Did you know DOS is still being updated in 2025? FreeDOS just hit version 1.4.
FreeDOS just hit version 1.4 on April 5th.
For most people, that headline might not mean much. But for anyone who’s ever installed MS-DOS from a stack of floppy disks, it hits different.
My first proper OS install was actually MS-DOS 6.0, way back in 1993. This was pre-Windows 3.11—actually, pre-most-things we take for granted today.
I remember sitting there, installing disk after disk after disk – hoping none of them had a read error. It was thrilling! And yes, this is a fond childhood memory.
That should tell you everything you need to know about what kind of nerd I was back then (still is to this day, maybe?).
DOS is still an actual OS in 2025.
Seeing the MS-DOS nostalgia live on through the FreeDOS initiative makes me genuinely happy.
It’s a functioning, open-source OS that can still run old software, games, and tools that were built for MS DOS. The kind of stuff that would’ve been lost without efforts like this.
For me, installing FreeDOS in a WM looks like the perfect project for quiet night of nerding out. Load FreeDOS 1.4 into a virtual machine, fire up retro computing OS classics, or tinker with autoexec.bat. Fun!
Whats cool is that FreeDOS isn’t just nostalgia. It’s actively maintained and updated.
What is FreeDOS?
FreeDOS is an open source DOS-compatible operating system that you can use to play classic DOS games, run legacy business software, or write new DOS programs.

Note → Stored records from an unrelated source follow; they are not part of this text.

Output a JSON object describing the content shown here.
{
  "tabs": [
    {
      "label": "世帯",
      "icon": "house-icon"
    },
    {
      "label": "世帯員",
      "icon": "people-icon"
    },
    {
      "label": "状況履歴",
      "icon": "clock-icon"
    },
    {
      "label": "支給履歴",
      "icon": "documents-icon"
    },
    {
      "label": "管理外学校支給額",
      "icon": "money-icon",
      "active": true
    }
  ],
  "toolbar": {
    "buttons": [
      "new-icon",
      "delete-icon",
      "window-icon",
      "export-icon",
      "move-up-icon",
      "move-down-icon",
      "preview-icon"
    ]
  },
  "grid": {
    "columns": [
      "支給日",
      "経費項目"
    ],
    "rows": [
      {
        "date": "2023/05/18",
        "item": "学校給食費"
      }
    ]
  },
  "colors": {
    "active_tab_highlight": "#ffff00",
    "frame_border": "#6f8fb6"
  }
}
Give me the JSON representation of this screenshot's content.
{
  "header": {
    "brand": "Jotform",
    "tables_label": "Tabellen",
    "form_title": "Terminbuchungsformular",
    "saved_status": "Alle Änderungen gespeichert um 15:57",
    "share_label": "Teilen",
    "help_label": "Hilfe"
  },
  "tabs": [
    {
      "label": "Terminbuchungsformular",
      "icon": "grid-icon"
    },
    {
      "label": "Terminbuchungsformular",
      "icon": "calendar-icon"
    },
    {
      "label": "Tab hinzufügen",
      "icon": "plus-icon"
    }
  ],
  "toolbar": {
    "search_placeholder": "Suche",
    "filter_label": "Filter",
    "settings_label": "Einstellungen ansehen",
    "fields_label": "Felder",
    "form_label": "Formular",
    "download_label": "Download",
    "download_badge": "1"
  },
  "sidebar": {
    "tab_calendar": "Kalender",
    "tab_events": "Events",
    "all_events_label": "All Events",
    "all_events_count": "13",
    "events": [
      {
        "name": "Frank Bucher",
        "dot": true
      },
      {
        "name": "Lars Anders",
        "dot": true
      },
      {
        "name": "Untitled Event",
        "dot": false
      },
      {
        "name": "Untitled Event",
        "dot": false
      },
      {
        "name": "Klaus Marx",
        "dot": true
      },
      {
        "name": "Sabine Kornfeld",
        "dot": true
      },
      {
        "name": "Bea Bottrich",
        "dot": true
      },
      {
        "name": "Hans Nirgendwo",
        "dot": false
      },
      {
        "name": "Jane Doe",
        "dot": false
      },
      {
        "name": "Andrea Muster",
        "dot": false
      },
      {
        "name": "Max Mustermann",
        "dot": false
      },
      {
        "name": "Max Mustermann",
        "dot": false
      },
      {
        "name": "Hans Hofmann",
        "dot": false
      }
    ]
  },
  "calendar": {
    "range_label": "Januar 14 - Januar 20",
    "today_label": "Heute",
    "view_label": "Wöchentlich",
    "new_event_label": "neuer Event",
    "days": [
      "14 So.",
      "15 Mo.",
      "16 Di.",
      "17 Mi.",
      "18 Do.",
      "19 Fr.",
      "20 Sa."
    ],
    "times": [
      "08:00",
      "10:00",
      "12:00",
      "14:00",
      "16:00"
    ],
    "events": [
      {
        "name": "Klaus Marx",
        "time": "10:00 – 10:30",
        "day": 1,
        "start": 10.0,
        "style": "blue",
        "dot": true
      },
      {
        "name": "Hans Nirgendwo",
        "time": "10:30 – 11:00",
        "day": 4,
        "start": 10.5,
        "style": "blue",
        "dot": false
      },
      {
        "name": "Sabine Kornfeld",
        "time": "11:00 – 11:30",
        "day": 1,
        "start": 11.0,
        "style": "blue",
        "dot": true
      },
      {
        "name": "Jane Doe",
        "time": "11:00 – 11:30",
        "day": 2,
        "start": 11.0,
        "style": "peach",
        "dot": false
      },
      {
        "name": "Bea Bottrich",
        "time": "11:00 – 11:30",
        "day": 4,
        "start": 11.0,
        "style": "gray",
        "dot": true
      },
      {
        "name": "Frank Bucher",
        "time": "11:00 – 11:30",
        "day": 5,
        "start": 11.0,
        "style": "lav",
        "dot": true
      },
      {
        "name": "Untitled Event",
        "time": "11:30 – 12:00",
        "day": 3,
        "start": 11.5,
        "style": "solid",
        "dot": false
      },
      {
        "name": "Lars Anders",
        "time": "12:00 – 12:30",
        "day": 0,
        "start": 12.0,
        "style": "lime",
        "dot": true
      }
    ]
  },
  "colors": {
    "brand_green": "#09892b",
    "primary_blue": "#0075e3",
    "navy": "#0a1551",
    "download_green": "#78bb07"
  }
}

Any program that works on MS-DOS should also run on FreeDOS.
Boy, that does sound fun.
FreeDOS 1.4 release notes
The newly released version 1.4 brings a bunch of new features:
- Updated FreeCOM, installer, and HTML Help system
- Improvements to tools like FDISK, JEMM, FORMAT, 7Zip, FASM, and more
- A reorganized package system
- New installation options like a LiveCD, USB installer, Legacy CD, and even a floppy edition
Maintaining old software support
FreeDOS isn’t designed just for tinkerers, it serves real use cases.
It’s for running legacy business software, developing or maintaining DOS-based tools – or playing classic games like Scorched Earth, Monkey Island or Prince of Persia.
In fact, most software that worked on MS-DOS will work fine on FreeDOS.
There’s so much cool stuff happening out there in tech, and projects like this are a great reminder. Not everything has to be bleeding-edge.
Sometimes, it’s about keeping the old stuff running—and doing it well.